Third-party API support#

  • TAU

  • LIKWID

  • Caliper

  • CrayPAT

  • VTune

  • NVTX

  • ROCTX

Omnitrace use cases#

When analyzing the performance of an application, do NOT assume you know where the performance bottlenecks are and why they are happening. Omnitrace is a tool for analyzing the entire application and its performance. It is ideal for characterizing where optimization would have the greatest impact on an end-to-end run of the application and for viewing what else is happening on the system during a performance bottleneck.

When GPUs are involved, there is a tendency to assume that the quickest path to performance improvement is minimizing the runtime of the GPU kernels. This is a highly flawed assumption.
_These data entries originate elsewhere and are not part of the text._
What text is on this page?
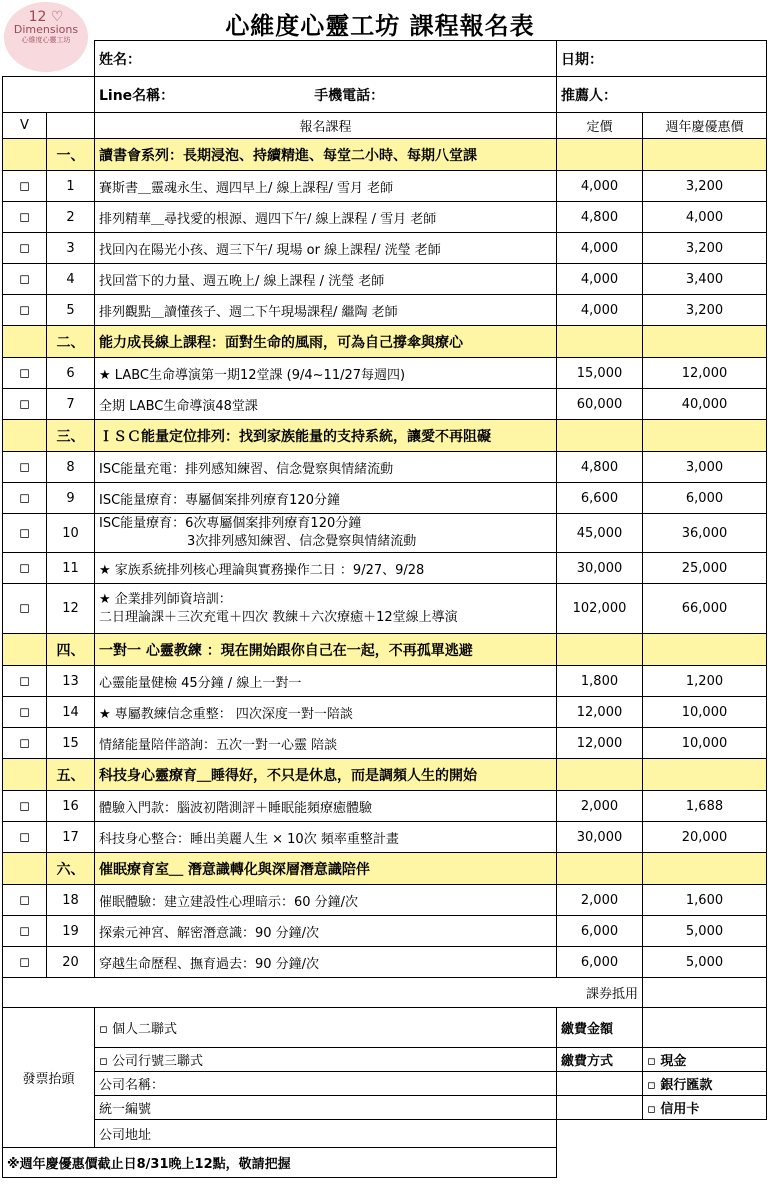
12 ♡
Dimensions
心維度心靈工坊	心維度心靈工坊 課程報名表
		姓名：	日期：	
		Line名稱： 手機電話：	推薦人：	
V		報名課程	定價	週年慶優惠價
	一、	讀書會系列：長期浸泡、持續精進、每堂二小時、每期八堂課		
◻	1	賽斯書＿靈魂永生、週四早上/ 線上課程/ 雪月 老師	4,000	3,200
◻	2	排列精華＿尋找愛的根源、週四下午/ 線上課程 / 雪月 老師	4,800	4,000
◻	3	找回內在陽光小孩、週三下午/ 現場 or 線上課程/ 洸瑩 老師	4,000	3,200
◻	4	找回當下的力量、週五晚上/ 線上課程 / 洸瑩 老師	4,000	3,400
◻	5	排列觀點＿讀懂孩子、週二下午現場課程/ 繼陶 老師	4,000	3,200
	二、	能力成長線上課程：面對生命的風雨，可為自己撐傘與療心		
◻	6	★ LABC生命導演第一期12堂課 (9/4~11/27每週四)	15,000	12,000
◻	7	全期 LABC生命導演48堂課	60,000	40,000
	三、	ＩＳＣ能量定位排列：找到家族能量的支持系統，讓愛不再阻礙		
◻	8	ISC能量充電：排列感知練習、信念覺察與情緒流動	4,800	3,000
◻	9	ISC能量療育：專屬個案排列療育120分鐘	6,600	6,000
◻	10	ISC能量療育：6次專屬個案排列療育120分鐘
3次排列感知練習、信念覺察與情緒流動	45,000	36,000
◻	11	★ 家族系統排列核心理論與實務操作二日 ：9/27、9/28	30,000	25,000
◻	12	★ 企業排列師資培訓：
二日理論課＋三次充電＋四次 教練＋六次療癒＋12堂線上導演	102,000	66,000
	四、	一對一 心靈教練 ：現在開始跟你自己在一起，不再孤單逃避		
◻	13	心靈能量健檢 45分鐘 / 線上一對一	1,800	1,200
◻	14	★ 專屬教練信念重整： 四次深度一對一陪談	12,000	10,000
◻	15	情緒能量陪伴諮詢：五次一對一心靈 陪談	12,000	10,000
	五、	科技身心靈療育＿睡得好，不只是休息，而是調頻人生的開始		
◻	16	體驗入門款：腦波初階測評＋睡眠能頻療癒體驗	2,000	1,688
◻	17	科技身心整合：睡出美麗人生 × 10次 頻率重整計畫	30,000	20,000
	六、	催眠療育室＿ 潛意識轉化與深層潛意識陪伴		
◻	18	催眠體驗：建立建設性心理暗示：60 分鐘/次	2,000	1,600
◻	19	探索元神宮、解密潛意識：90 分鐘/次	6,000	5,000
◻	20	穿越生命歷程、撫育過去：90 分鐘/次	6,000	5,000
課券抵用				
發票抬頭		▫ 個人二聯式	繳費金額	
		▫ 公司行號三聯式	繳費方式	▫ 現金
		公司名稱：		▫ 銀行匯款
		統一編號		▫ 信用卡
		公司地址		
※週年慶優惠價截止日8/31晚上12點，敬請把握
If you optimize the runtime of a kernel from one millisecond to 1 microsecond (1000x speed-up) but the original application never spent time waiting for kernels to complete, there would be no statistically significant reduction in the end-to-end runtime of your application. In other words, it does not matter how fast or slow the code on GPU is if the application has a bottleneck on waiting on the GPU.

Use Omnitrace to obtain a high-level view of the entire application. Use it to determine where the performance bottlenecks are and obtain clues to why these bottlenecks are happening. Rather than worrying about kernel performance, start your investigation with Omnitrace, which characterizes the broad picture.

Note

For insight into the execution of individual kernels on the GPU, use Omniperf.

In terms of CPU analysis, Omnitrace does not target any specific vendor. It works just as well on AMD and non-AMD CPUs. With regard to the GPU, Omnitrace is currently restricted to HIP and HSA APIs and kernels running on AMD GPUs.